Pero también la alocada competencia entre los poderosos gobiernos del globo que, mintiéndole a su gente a la que afirman estarse armando para la paz, producen armas químicas como la que en estos tiempos tristes, de miedo, angustia y pandemia está matando gente a velocidad espantosa.

Reflexionar, y mucho, en esta cuarentena sobre cómo podemos ayudar a preservar lo que nos queda de planeta, de vida y de esperanza; sobre cuál será la herencia que los de hoy dejaremos a los que vendrán mañana, no es una tarea fácil, se sabe. Especialmente cuando la falta de buena educación, desde el hogar, lleva a un niño no bien formado a una escuela en donde poca ayuda encuentra,  y si acaso va al liceo tampoco porque los padres, sus maestros y sus profesores no fueron lo suficientemente responsables para inculcarle que al planeta se le destruye no sólo con un misil de ojiva nuclear sino, metro a metro, inundando nuestras casas, nuestras calles, nuestro país de toda clase de basura; depositando las aguas negras en los riachuelos, en los ríos, en la mar; desforestando e incendiando la selva para que la maquinaria pesada abra la carretera por donde la avaricia del hombre, con el cuento del “progreso”, viajará destruyendo todo.

Y lo más grave, que en esas reflexiones, no nos escondamos la verdad sino procurar decírnosla en cuanto a que, si seguimos como vamos, las sociedades en que actuamos se demolerán igualmente.

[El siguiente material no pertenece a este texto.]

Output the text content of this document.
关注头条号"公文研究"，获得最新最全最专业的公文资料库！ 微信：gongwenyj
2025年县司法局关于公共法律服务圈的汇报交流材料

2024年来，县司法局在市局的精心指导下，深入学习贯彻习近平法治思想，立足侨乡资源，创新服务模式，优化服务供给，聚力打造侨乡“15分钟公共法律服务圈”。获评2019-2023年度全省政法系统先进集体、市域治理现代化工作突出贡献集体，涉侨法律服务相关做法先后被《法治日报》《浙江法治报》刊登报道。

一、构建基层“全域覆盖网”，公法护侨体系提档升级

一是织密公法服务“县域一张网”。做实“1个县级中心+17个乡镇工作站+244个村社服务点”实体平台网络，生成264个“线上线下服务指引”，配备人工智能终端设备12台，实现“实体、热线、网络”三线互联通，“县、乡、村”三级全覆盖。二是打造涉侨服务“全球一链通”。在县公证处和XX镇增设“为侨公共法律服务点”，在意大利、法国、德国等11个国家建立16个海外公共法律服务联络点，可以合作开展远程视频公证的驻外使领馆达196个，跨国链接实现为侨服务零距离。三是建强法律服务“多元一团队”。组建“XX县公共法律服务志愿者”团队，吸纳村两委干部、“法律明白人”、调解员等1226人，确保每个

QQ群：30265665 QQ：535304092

De seguir actuando de este modo pernicioso, teniendo como bases la maldad, la desidia, las desigualdades, la afrenta, la envidia, la voracidad de afanes, que no reportan sino dañosa, cada vez se ensanchará la brecha que nos impide encontrar los indispensables beneficios.

Defendiendo la moral y las buenas costumbres, aunque pocos lo quieran reconocer, estaremos haciendo otro tanto a favor de la debida mancomunidad, la urgente convivencia y el respeto. Por eso la pregunta: Después de la tormenta, ¿realmente nos llegará la calma?